Physical activity is another major player; lack of movement has been shown to correlate with mood instability. Activity lays the groundwork for neural plasticity, literally structurally beefing up regions of the executive cortex involved in reappraisal; it also contributes to high-quality sleep. Aerobic activity refreshes executive control, strengthening inhibitory capacity to down-regulate negative emotions.
Social life is an important everyday influence on mood, and in the absence of social connection, mental health suffers in myriad ways. Most emotion regulation takes place in social contexts to influence social functioning. Whether between couples, parents and children, or coworkers, it is interpersonal and dynamic by nature, engaging processes of empathy, attention, cognitive reappraisal, and modulation of response.
Heart rate, specifically heart rate variability— the capacity of the heart to adjust beat-to-beat to the ever-changing demands of everyday life—is another indicator of the capacity for emotion regulation. Heart rate variability reflects vagal tone, a marker of both physiological and behavioral adaptability—and of general health. Heart rate is related to emotion regulation capacity because the vagus nerve, responsible for calming the body, is connected to the same neural network involved in emotion regulation. Critically, heart rate variability reflects the inhibitory capacity of the prefrontal cortex, a sine qua non for emotional stability.
Diet Moment to moment, staying on an even keel requires the skills of emotion regulation. Longer term, a diet rich in omega-3 long-chain polyunsaturated fatty acids plays a significant role in assuring the stability of underlying brain processes.

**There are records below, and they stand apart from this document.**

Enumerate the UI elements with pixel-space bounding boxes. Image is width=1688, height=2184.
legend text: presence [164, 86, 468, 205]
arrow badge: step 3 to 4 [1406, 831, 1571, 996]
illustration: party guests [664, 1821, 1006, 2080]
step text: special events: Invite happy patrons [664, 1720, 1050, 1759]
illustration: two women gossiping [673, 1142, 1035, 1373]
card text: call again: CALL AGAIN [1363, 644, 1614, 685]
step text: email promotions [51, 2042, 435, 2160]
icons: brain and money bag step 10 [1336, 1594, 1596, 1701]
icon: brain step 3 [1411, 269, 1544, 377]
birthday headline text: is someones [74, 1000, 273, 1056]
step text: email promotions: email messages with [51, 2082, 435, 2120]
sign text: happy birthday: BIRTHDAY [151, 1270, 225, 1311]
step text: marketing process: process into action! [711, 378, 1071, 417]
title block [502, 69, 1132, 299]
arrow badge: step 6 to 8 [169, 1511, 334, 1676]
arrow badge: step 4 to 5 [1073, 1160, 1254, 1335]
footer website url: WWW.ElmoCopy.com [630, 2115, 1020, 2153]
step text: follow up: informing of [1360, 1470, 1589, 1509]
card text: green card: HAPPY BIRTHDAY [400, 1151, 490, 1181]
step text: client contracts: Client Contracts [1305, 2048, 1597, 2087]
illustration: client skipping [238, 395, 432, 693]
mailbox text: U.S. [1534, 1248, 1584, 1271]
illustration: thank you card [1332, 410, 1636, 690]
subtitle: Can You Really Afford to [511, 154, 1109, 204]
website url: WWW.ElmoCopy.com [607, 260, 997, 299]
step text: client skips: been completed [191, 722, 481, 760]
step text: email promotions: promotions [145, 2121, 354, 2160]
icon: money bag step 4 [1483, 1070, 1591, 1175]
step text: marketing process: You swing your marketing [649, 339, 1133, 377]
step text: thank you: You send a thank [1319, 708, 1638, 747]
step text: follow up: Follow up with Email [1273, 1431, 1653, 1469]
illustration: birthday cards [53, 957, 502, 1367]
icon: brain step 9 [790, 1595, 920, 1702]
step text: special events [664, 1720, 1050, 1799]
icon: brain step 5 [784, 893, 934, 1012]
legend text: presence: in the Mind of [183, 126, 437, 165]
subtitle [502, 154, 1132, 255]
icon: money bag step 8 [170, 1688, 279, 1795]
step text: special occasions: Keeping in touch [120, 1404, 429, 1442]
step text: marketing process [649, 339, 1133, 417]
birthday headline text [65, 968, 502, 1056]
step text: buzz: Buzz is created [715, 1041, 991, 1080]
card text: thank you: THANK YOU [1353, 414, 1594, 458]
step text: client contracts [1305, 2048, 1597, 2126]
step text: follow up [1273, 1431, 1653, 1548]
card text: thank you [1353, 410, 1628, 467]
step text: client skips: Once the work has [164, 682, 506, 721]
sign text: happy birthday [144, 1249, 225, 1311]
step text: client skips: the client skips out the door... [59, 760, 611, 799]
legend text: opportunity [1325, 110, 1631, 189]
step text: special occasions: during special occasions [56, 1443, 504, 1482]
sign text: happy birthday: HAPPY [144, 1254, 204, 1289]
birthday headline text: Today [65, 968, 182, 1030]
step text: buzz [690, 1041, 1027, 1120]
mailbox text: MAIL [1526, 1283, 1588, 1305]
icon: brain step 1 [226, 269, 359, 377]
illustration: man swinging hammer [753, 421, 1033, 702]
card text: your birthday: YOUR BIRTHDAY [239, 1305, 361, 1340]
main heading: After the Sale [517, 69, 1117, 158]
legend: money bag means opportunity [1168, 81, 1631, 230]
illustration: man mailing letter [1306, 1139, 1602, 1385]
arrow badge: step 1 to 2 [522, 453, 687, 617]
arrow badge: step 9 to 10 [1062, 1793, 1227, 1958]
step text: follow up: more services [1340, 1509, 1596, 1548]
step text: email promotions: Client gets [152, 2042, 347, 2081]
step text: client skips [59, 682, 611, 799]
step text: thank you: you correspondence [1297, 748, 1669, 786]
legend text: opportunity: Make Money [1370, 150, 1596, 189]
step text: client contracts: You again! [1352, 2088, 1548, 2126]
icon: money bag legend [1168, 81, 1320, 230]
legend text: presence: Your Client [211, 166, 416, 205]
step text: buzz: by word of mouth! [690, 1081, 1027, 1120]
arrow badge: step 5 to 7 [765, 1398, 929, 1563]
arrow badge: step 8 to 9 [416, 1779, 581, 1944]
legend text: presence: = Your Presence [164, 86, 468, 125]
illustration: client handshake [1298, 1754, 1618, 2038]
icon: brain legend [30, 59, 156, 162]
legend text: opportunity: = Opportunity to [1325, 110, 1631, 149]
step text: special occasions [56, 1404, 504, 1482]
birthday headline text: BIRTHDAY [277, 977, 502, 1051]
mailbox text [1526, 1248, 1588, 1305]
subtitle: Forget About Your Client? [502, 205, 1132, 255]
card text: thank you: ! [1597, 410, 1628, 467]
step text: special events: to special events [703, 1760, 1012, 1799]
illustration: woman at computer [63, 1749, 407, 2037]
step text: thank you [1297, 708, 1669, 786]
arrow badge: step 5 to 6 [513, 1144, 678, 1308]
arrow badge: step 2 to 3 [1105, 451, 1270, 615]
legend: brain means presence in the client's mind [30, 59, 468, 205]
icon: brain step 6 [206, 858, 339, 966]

Many psychiatric conditions—depression and bipolar disorders may be the most studied—are associated with a deficiency in omega-3 fats, which are most abundant in cold-water fish. These disorders are also associated with low-grade inflammation. Epidemiological studies report an inverse association between oily fish intake and seafood generally and the prevalence and incidence of major depression and bipolar disorders. Low levels of fatty acids have been found in the red blood cell membranes of patients with major depression.
Omega-3 fats are crucial for the structure, organization, and integ-rity of all cell membranes but especially in the brain. They modulate all neurobiological processes and gene expression and especially influence neural communication within and between cells. In addition, the two most prominent omega-3 fats in the brain—DHA (docosahexaenoic acid) and EPA (eicosapentaenoic acid)—are metabolized to major anti-inflammatory substances. Further, both are precursors for endocannabinoids, known to affect mood.
In animals, neuroplasticity—the generation of brain cells and connections—is positively associated with omega-3 fat intake. And in humans, omega-3 intake correlates with gray matter volume, notably in brain areas linked to memory, mood, and emotion regulation.
Researchers report that increasing intake of omega-3 fats by supplementation is helpful even when started at a late age. It not only counteracts cognitive decline and brain atrophy but also protects against emotional dysregulation.
Mood Facts
Mood instability is reported in 40 to 60 percent of those with depression, anxiety disorder, post-traumatic stress disorder, and obsessive-
compulsive disorder.
- Mood instability occurs in 14 percent of the general population.
- Several studies have independently reported inverse associations between membrane levels of omega-3 fats and suicide attempts.
- Omega-3 fats are involved in maintaining the brain’s balance of neurotransmitter systems.
- Although the human body can convert plant sources of omega-3 fats into DHA and EPA, the conversion is inefficient in people consuming a typical Western diet.
- A Western diet provides an average 150 mg a day of fish-derived omega-3 fats —equivalent to one fish meal every 10 days.
- The National Institutes of Health has established the adequate intake of omega-3 fats from all sources at 1.6 grams a day for males and 1.1 grams for females age 14 and above.